Effective with the closing of the transaction, all managers and directors then serving on the boards of the Company and its subsidiaries resigned. Concurrent with the transaction, all previously restricted units and option were issued, (if contingent on the transaction) and became fully-vested and simultaneously purchased (in the case of restricted units) or cancelled (in the case of options to acquire units) at closing. Pursuant to the terms of the Agreement, on January 31, 2007, the Company terminated its $40 million premium finance line of credit with a bank syndicate and all related collateral securing the line of credit facility was simultaneously released. At the time of the termination of the premium finance line of credit, there were no borrowings or other amounts outstanding under the line of credit facility.
In connection with the completion of the transaction, the Company re-evaluated its reinsurance program, considering the capital structure and risk management programs of the combined operations of Affirmative.

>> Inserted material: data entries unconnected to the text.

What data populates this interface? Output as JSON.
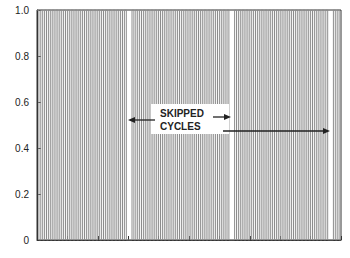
{
  "chart_data": {
    "type": "line",
    "line_style": "step",
    "color": "#8c8c8c",
    "tick_labels": "y",
    "grid": false,
    "annotations": [
      {
        "text": "SKIPPED\nCYCLES"
      }
    ],
    "xlim": [
      0,
      80
    ],
    "xticks": [
      0,
      8,
      16,
      24,
      32,
      40,
      48,
      56,
      64,
      72,
      80
    ],
    "ylim": [
      0,
      1
    ],
    "yticks": [
      0,
      0.2,
      0.4,
      0.6,
      0.8,
      {
        "value": 1,
        "label": "1.0"
      }
    ],
    "x": [
      0,
      0.5,
      1,
      1.5,
      2,
      2.5,
      3,
      3.5,
      4,
      4.5,
      5,
      5.5,
      6,
      6.5,
      7,
      7.5,
      8,
      8.5,
      9,
      9.5,
      10,
      10.5,
      11,
      11.5,
      12,
      12.5,
      13,
      13.5,
      14,
      14.5,
      15,
      15.5,
      16,
      16.5,
      17,
      17.5,
      18,
      18.5,
      19,
      19.5,
      20,
      20.5,
      21,
      21.5,
      22,
      22.5,
      23,
      23.5,
      24,
      24.5,
      25,
      25.5,
      26,
      26.5,
      27,
      27.5,
      28,
      28.5,
      29,
      29.5,
      30,
      30.5,
      31,
      31.5,
      32,
      32.5,
      33,
      33.5,
      34,
      34.5,
      35,
      35.5,
      36,
      36.5,
      37,
      37.5,
      38,
      38.5,
      39,
      39.5,
      40,
      40.5,
      41,
      41.5,
      42,
      42.5,
      43,
      43.5,
      44,
      44.5,
      45,
      45.5,
      46,
      46.5,
      47,
      47.5,
      48,
      48.5,
      49,
      49.5,
      50,
      50.5,
      51,
      51.5,
      52,
      52.5,
      53,
      53.5,
      54,
      54.5,
      55,
      55.5,
      56,
      56.5,
      57,
      57.5,
      58,
      58.5,
      59,
      59.5,
      60,
      60.5,
      61,
      61.5,
      62,
      62.5,
      63,
      63.5,
      64,
      64.5,
      65,
      65.5,
      66,
      66.5,
      67,
      67.5,
      68,
      68.5,
      69,
      69.5,
      70,
      70.5,
      71,
      71.5,
      72,
      72.5,
      73,
      73.5,
      74,
      74.5,
      75,
      75.5,
      76,
      76.5,
      77,
      77.5,
      78,
      78.5,
      79,
      79.5,
      80
    ],
    "values": [
      1,
      0,
      1,
      0,
      1,
      0,
      1,
      0,
      1,
      0,
      1,
      0,
      1,
      0,
      1,
      0,
      1,
      0,
      1,
      0,
      1,
      0,
      1,
      0,
      1,
      0,
      1,
      0,
      1,
      0,
      1,
      0,
      1,
      0,
      1,
      0,
      1,
      0,
      1,
      0,
      1,
      0,
      1,
      0,
      1,
      0,
      1,
      0,
      0,
      0,
      1,
      0,
      1,
      0,
      1,
      0,
      1,
      0,
      1,
      0,
      1,
      0,
      1,
      0,
      1,
      0,
      1,
      0,
      1,
      0,
      1,
      0,
      1,
      0,
      1,
      0,
      1,
      0,
      1,
      0,
      1,
      0,
      1,
      0,
      1,
      0,
      1,
      0,
      1,
      0,
      1,
      0,
      1,
      0,
      1,
      0,
      1,
      0,
      1,
      0,
      1,
      0,
      0,
      0,
      1,
      0,
      1,
      0,
      1,
      0,
      1,
      0,
      1,
      0,
      1,
      0,
      1,
      0,
      1,
      0,
      1,
      0,
      1,
      0,
      1,
      0,
      1,
      0,
      1,
      0,
      1,
      0,
      1,
      0,
      1,
      0,
      1,
      0,
      1,
      0,
      1,
      0,
      1,
      0,
      1,
      0,
      1,
      0,
      1,
      0,
      1,
      0,
      1,
      0,
      0,
      0,
      1,
      0,
      1,
      0,
      0
    ]
  }
}
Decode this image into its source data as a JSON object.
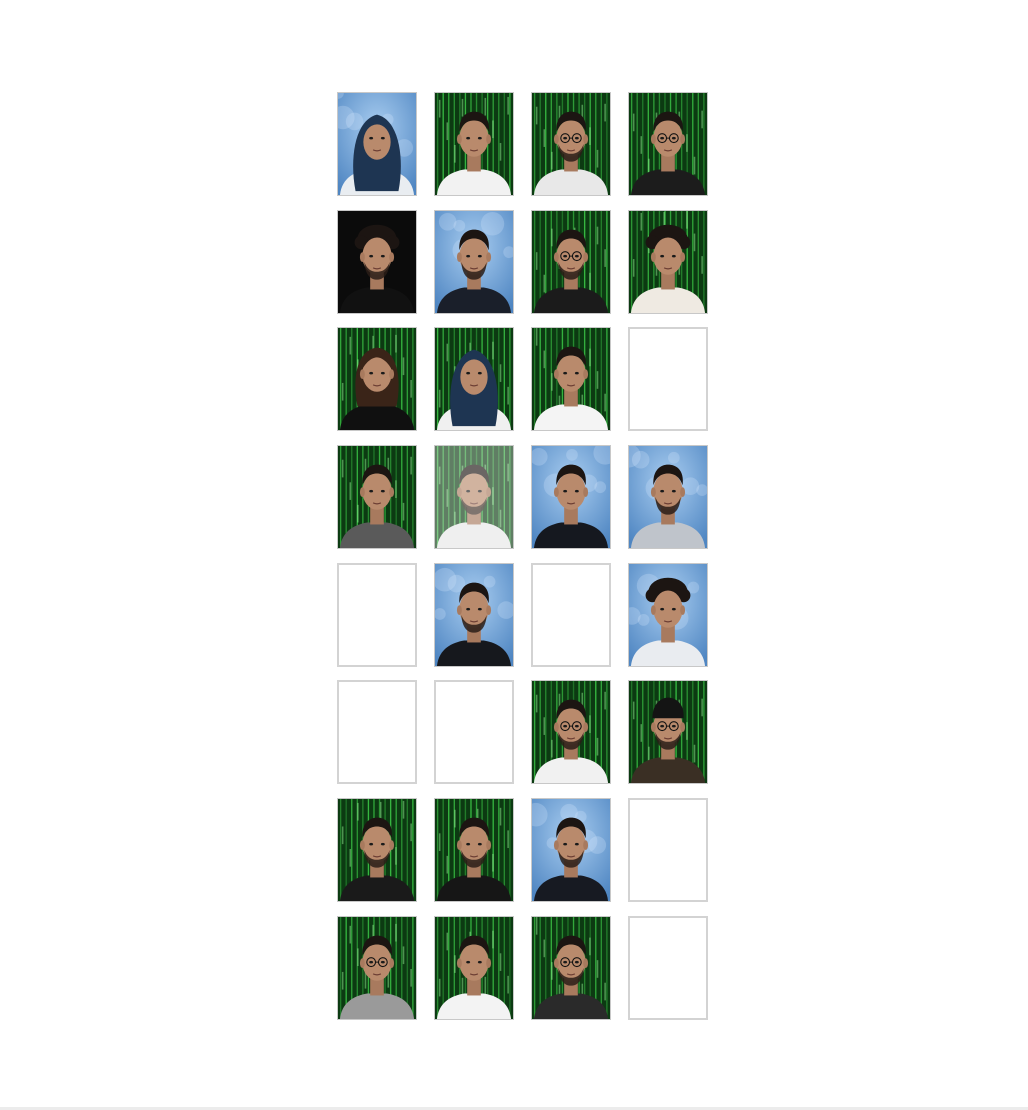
{
  "colors": {
    "page_background": "#ffffff",
    "tile_border": "#d3d3d3",
    "bg_matrix_green": "#0c3a12",
    "bg_blue_bokeh": "#4f86c2",
    "bg_black": "#0b0b0b"
  },
  "grid": {
    "columns": 4,
    "tiles": [
      {
        "state": "photo",
        "bg": "blue",
        "hair": "hijab",
        "shirt": "#e9edf1",
        "glasses": false,
        "beard": false
      },
      {
        "state": "photo",
        "bg": "green",
        "hair": "short",
        "shirt": "#f2f2f2",
        "glasses": false,
        "beard": false
      },
      {
        "state": "photo",
        "bg": "green",
        "hair": "short",
        "shirt": "#e8e8e8",
        "glasses": true,
        "beard": true
      },
      {
        "state": "photo",
        "bg": "green",
        "hair": "short",
        "shirt": "#1c1c1c",
        "glasses": true,
        "beard": false
      },
      {
        "state": "photo",
        "bg": "black",
        "hair": "curly",
        "shirt": "#111111",
        "glasses": false,
        "beard": true
      },
      {
        "state": "photo",
        "bg": "blue",
        "hair": "short",
        "shirt": "#1a1f2a",
        "glasses": false,
        "beard": true
      },
      {
        "state": "photo",
        "bg": "green",
        "hair": "short",
        "shirt": "#1b1b1b",
        "glasses": true,
        "beard": true
      },
      {
        "state": "photo",
        "bg": "green",
        "hair": "curly",
        "shirt": "#efeae2",
        "glasses": false,
        "beard": false
      },
      {
        "state": "photo",
        "bg": "green",
        "hair": "long",
        "shirt": "#101010",
        "glasses": false,
        "beard": false
      },
      {
        "state": "photo",
        "bg": "green",
        "hair": "hijab",
        "shirt": "#f0f0f0",
        "glasses": false,
        "beard": false
      },
      {
        "state": "photo",
        "bg": "green",
        "hair": "short",
        "shirt": "#f4f4f4",
        "glasses": false,
        "beard": false
      },
      {
        "state": "empty"
      },
      {
        "state": "photo",
        "bg": "green",
        "hair": "short",
        "shirt": "#5a5a5a",
        "glasses": false,
        "beard": false
      },
      {
        "state": "photo",
        "bg": "green",
        "hair": "short",
        "shirt": "#e7e7e7",
        "glasses": false,
        "beard": true,
        "faded": true
      },
      {
        "state": "photo",
        "bg": "blue",
        "hair": "short",
        "shirt": "#15181f",
        "glasses": false,
        "beard": false
      },
      {
        "state": "photo",
        "bg": "blue",
        "hair": "short",
        "shirt": "#bfc4cb",
        "glasses": false,
        "beard": true
      },
      {
        "state": "empty"
      },
      {
        "state": "photo",
        "bg": "blue",
        "hair": "short",
        "shirt": "#16181d",
        "glasses": false,
        "beard": true
      },
      {
        "state": "empty"
      },
      {
        "state": "photo",
        "bg": "blue",
        "hair": "curly",
        "shirt": "#e9ecf0",
        "glasses": false,
        "beard": false
      },
      {
        "state": "empty"
      },
      {
        "state": "empty"
      },
      {
        "state": "photo",
        "bg": "green",
        "hair": "short",
        "shirt": "#f1f1f1",
        "glasses": true,
        "beard": true
      },
      {
        "state": "photo",
        "bg": "green",
        "hair": "cap",
        "shirt": "#3a2f24",
        "glasses": true,
        "beard": true
      },
      {
        "state": "photo",
        "bg": "green",
        "hair": "short",
        "shirt": "#1a1a1a",
        "glasses": false,
        "beard": true
      },
      {
        "state": "photo",
        "bg": "green",
        "hair": "short",
        "shirt": "#161616",
        "glasses": false,
        "beard": true
      },
      {
        "state": "photo",
        "bg": "blue",
        "hair": "short",
        "shirt": "#171a22",
        "glasses": false,
        "beard": true
      },
      {
        "state": "empty"
      },
      {
        "state": "photo",
        "bg": "green",
        "hair": "short",
        "shirt": "#9a9a9a",
        "glasses": true,
        "beard": false
      },
      {
        "state": "photo",
        "bg": "green",
        "hair": "short",
        "shirt": "#f3f3f3",
        "glasses": false,
        "beard": false
      },
      {
        "state": "photo",
        "bg": "green",
        "hair": "short",
        "shirt": "#2a2a2a",
        "glasses": true,
        "beard": true
      },
      {
        "state": "empty"
      }
    ]
  }
}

On January 31, 2007, the Company gave written notice to its reinsurer of its intent to terminate its quota share reinsurance agreements, with an effective cancellation date of April 1, 2007. The Company further notified its reinsurer of its decision to exercise its option to terminate liability at cancellation, whereby the reinsurer will have no liability on claims arising subsequent to the effective date of cancellation. In February 2007, the Company and its quota share reinsurer also negotiated terms of a new quota share agreement and on February 27, 2007, entered into a new 21-month quota share agreement to be effective April 1, 2007. The new quota share agreement will increase the Company’s net retention from 30% to 75% and from 25% to 75% on policies issued in Louisiana and Alabama, respectively. The Company is currently evaluating its catastrophe excess of loss reinsurance program in light of its increased retention.
The acquisition of the Company’s units by Affirmative constituted a change in control under the indenture and provisions of the Company’s $20 million floating rate subordinated notes, triggering the Company’s obligation to offer to redeem from the holders all or any part of the notes at a cash price of 101% of the aggregate principal amount of the notes. On February 23, 2007, the Company provided its offer to redeem the notes from the holders, and effective February 27, 2007, received notices from 100% of the holders electing not to accept the redemption offer.
Concurrent with the completion of the transaction, the Company and Affirmative’s management have begun the process of assessing and formulating a plan to integrate its existing businesses and identify redundant locations, operations, personnel and business systems. While management has not completed its assessment, the final plan may significantly affect the Company’s operations and the carrying value of the Company’s assets and liabilities.